In: Statistics and Probability
Please tell me how conducive your firm is to Data Mining (or Predictive Analytics)? Where is the Data Mining (Predictive Analytics) group located within the organization? Is this ideal? Please explain.
Data mining (or Predictive Analytics) is a form of advanced analytics that uses both new and historical data to presage movement , behavior and trends.
Predictive analytics is currently one of the most important Big Data trends. But both predictive analytics and data mining attempt to make predictions about possible events in the future with the help of data models. Firms use predictive analytics in a variety of different ways, from predictive marketing and data mining to applying machine learning (ML) and artificial intelligence (AI) algorithms to optimize business processes and uncover new statistical patterns. Predictive analysis uses various models to assign a score to data. The most common is the predictive model that is focused on the behavior of an individual customer. Using sample data with known attributes, the model is trained and is able to analyze the new data and determine its behavior. This information can be used to predict how the customer might behave next.
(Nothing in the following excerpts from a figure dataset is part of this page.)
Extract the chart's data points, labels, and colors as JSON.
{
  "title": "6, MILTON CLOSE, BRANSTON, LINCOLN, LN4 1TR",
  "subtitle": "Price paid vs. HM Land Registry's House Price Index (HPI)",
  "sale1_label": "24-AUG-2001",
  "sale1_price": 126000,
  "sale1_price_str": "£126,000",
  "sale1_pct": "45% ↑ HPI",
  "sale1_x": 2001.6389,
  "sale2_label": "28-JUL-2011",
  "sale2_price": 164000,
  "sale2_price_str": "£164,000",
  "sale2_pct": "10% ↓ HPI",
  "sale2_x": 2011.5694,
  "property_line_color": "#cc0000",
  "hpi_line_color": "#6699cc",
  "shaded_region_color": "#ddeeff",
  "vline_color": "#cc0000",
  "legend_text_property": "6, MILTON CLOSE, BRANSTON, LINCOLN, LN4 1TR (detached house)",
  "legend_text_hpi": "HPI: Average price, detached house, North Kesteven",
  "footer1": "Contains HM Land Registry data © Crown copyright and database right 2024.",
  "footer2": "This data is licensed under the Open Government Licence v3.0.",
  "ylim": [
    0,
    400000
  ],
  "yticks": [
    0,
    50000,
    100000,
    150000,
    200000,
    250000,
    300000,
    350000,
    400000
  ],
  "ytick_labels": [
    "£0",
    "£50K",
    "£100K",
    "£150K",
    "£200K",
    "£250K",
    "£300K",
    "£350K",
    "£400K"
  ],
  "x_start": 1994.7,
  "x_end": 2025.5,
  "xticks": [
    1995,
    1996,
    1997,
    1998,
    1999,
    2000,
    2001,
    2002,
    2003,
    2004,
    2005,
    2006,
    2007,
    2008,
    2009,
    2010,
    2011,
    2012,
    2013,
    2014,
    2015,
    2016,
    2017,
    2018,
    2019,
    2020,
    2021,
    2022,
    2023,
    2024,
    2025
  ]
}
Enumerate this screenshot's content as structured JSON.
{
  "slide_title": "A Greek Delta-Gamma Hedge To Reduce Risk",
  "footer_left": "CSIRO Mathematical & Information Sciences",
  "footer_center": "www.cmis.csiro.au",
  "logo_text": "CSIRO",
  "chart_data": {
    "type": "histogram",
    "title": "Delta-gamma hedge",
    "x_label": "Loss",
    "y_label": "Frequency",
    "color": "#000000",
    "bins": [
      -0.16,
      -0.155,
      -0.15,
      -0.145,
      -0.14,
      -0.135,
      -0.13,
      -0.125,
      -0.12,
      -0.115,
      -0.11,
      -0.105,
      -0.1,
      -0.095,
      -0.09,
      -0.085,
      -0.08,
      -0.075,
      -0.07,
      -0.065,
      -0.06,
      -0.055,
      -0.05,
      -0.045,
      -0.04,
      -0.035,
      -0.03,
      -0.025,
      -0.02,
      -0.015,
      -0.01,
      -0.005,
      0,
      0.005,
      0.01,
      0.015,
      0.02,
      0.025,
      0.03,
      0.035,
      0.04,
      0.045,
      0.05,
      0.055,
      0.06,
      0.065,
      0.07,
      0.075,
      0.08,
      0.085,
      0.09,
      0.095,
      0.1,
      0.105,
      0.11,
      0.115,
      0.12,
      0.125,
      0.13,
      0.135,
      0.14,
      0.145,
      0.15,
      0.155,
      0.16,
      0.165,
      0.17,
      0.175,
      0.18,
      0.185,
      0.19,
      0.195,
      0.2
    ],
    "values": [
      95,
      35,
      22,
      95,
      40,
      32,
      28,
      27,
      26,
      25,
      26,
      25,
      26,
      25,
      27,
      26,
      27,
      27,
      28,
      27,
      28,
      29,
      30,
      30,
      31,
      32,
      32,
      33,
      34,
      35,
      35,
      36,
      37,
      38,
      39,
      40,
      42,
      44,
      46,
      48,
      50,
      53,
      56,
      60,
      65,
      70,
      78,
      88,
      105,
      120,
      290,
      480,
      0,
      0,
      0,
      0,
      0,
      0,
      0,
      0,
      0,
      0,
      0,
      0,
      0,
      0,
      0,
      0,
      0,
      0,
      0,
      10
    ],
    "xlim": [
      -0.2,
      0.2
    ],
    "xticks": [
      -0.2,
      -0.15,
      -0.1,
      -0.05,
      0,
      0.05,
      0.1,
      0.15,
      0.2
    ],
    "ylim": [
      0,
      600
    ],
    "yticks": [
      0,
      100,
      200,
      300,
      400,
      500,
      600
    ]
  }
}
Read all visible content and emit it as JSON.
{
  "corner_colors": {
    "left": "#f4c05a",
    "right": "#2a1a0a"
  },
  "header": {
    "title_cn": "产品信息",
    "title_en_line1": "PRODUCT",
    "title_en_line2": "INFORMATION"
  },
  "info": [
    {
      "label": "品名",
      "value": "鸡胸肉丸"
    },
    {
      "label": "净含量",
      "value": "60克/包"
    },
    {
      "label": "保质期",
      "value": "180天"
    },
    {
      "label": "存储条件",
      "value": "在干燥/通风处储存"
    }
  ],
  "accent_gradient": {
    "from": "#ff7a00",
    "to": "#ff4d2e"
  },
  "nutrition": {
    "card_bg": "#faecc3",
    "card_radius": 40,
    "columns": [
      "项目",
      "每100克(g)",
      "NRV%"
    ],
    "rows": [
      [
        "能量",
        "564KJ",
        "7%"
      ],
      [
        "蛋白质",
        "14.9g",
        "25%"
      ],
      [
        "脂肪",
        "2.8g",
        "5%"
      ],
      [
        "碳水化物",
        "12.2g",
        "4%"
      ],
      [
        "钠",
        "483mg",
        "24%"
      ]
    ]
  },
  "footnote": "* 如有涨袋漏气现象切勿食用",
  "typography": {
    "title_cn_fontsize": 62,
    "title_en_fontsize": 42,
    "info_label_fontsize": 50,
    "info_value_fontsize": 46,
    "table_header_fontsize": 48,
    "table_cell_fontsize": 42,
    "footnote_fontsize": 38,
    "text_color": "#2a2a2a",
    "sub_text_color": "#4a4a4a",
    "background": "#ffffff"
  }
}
Data mining is applied to a variety of large-scale data-processing activities such as collecting, extracting, warehousing, and analyzing data. It can also encompass decision-support applications and technologies such as artificial intelligence, machine learning, and business intelligence.
To be competitive, companies need to be able to take advantage of current data to predict what might happen in the future. Predictive analytics plays a main role in being able to capture useful information and use it to model customer behaviors, sales patterns and other trends for the future
This is ideal because data mining and predictive analytics use algorithms to discover knowledge and find the best solutions.